Monthly Archives: October 2016

Myth-busting: Do heart cells really have their own ‘pulse’?

By Andy James, University of Bristol

The comedian, Jake Yapp, has been presenting on BBC Radio 4’s website a series of short comic histories of science entitled, “Everything We’ve Ever Known About …” Informative and entertaining, these are invariably funny. A recent edition concerned the heart, neatly covering the development of our understanding of heart function through the millennia, from the ancient Egyptians to the present day – where Jake concludes by commenting that if you isolate a heart muscle cell it will have its own pulse. Actually, strictly speaking, a pulse is the increase in pressure within the arteries as a result of beating of the heart. ‘Rhythm’ is a better word.

http://www.bbc.co.uk/programmes/p04bwbxl/player

It’s a commonly held misconception, even amongst specialists in cell biology, that all heart muscle cells have their own rhythm that synchronises when the cells couple together (meaning they join and allow electricity to flow between them). Beautiful as this idea is, it simply isn’t true. The heart’s rhythm originates as electrical activity in a specialised area of the heart known as the sinus node- the heart’s physiological pacemaker. The heart muscle cells of the sinus node generate rhythmic electrical activity so that, when isolated, they contract regularly.

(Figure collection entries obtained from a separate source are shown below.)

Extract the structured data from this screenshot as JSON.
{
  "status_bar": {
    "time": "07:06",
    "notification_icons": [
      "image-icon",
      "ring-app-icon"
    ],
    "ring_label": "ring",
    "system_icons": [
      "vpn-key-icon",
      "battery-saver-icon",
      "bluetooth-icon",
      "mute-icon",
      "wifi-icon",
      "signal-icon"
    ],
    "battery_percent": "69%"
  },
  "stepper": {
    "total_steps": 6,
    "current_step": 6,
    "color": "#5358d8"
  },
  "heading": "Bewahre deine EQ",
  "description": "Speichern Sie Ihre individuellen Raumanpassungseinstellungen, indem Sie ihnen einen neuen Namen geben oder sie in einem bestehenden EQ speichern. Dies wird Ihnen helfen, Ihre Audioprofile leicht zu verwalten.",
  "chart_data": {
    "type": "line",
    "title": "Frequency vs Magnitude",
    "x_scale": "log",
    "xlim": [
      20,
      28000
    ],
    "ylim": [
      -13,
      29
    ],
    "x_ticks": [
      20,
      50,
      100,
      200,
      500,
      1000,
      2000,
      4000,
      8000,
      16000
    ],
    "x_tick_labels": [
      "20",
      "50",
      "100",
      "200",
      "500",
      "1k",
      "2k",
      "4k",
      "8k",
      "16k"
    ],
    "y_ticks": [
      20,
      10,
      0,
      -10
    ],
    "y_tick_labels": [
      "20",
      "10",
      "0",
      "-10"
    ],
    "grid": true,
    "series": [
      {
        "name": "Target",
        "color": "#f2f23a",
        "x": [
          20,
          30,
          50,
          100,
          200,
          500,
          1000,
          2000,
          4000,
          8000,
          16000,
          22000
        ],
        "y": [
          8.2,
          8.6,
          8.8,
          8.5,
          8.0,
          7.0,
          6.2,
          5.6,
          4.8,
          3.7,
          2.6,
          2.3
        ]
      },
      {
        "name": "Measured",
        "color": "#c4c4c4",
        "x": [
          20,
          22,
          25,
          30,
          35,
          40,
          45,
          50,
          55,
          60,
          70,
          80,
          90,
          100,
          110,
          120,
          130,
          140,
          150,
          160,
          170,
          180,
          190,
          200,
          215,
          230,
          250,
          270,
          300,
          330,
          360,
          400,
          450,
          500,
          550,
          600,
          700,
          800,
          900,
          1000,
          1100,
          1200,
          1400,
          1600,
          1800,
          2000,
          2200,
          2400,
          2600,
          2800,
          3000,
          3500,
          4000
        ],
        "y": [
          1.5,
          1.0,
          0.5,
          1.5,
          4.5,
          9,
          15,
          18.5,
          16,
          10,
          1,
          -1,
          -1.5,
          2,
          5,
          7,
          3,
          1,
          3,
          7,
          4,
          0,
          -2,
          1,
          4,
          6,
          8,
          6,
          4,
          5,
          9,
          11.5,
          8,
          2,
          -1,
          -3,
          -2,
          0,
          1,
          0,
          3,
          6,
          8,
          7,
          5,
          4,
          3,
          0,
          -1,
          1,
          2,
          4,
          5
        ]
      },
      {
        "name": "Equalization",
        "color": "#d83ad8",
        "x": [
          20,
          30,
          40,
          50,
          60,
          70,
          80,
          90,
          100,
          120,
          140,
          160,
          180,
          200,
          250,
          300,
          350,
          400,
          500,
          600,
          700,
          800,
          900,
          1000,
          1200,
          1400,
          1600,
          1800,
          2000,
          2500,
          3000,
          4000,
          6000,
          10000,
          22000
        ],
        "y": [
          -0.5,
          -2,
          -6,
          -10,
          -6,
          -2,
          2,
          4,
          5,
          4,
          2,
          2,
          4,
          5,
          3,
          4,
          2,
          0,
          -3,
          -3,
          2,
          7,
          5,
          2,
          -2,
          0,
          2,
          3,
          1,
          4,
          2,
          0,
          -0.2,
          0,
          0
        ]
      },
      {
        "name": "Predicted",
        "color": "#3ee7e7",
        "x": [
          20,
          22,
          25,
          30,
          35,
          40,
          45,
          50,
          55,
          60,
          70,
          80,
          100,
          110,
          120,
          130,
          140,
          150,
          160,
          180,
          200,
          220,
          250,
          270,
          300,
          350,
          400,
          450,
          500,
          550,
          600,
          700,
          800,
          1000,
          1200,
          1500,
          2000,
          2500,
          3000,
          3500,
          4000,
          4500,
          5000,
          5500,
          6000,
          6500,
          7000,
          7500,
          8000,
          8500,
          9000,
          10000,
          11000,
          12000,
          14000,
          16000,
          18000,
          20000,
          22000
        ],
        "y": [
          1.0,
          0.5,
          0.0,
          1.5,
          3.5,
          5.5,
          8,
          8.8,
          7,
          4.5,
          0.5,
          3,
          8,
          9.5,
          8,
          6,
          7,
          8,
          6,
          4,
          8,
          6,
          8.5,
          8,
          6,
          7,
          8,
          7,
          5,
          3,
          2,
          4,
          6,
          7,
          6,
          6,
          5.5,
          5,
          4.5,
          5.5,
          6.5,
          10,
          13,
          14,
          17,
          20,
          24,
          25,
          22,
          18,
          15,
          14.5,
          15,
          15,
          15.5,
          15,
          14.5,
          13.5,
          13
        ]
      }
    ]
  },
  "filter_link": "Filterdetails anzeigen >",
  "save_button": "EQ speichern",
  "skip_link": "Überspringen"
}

In the intact heart, a conduction system ensures that the electrical activity is passed to the chambers to produce a well-coordinated contraction. Many of the cells of the conduction system would also beat when isolated. But the cells from the walls of the chambers that produce the pressure to – as the English anatomist, William Harvey, would have it – propel the blood, do not. Chamber cells only need to receive the signal, but not generate it themselves.

The persuasive and attractive idea that all heart muscle cells show their own rhythm may have arisen from attempts to maintain heart muscle cells for several days in a petri dish. Heart muscle cells from adult mammalian hearts do not generally multiply under these conditions and while it is possible to keep the cells alive for a short time, after a few days, the cells die. However, cells from embryonic, or even neonatal, hearts do multiply in culture. They often show rhythmic contractions and, yes, they synchronise once they form connections with their neighbours.

So do heart cells really have their own pulse? It depends! Cells from adult hearts are programmed to behave in a fixed way- as a pacemaker cell, a conducting cell or a contractile cell from a chamber wall. Cells from immature hearts, on the other hand, retain the ability to change their properties and tend to develop pacemaker-like function in the petri dish.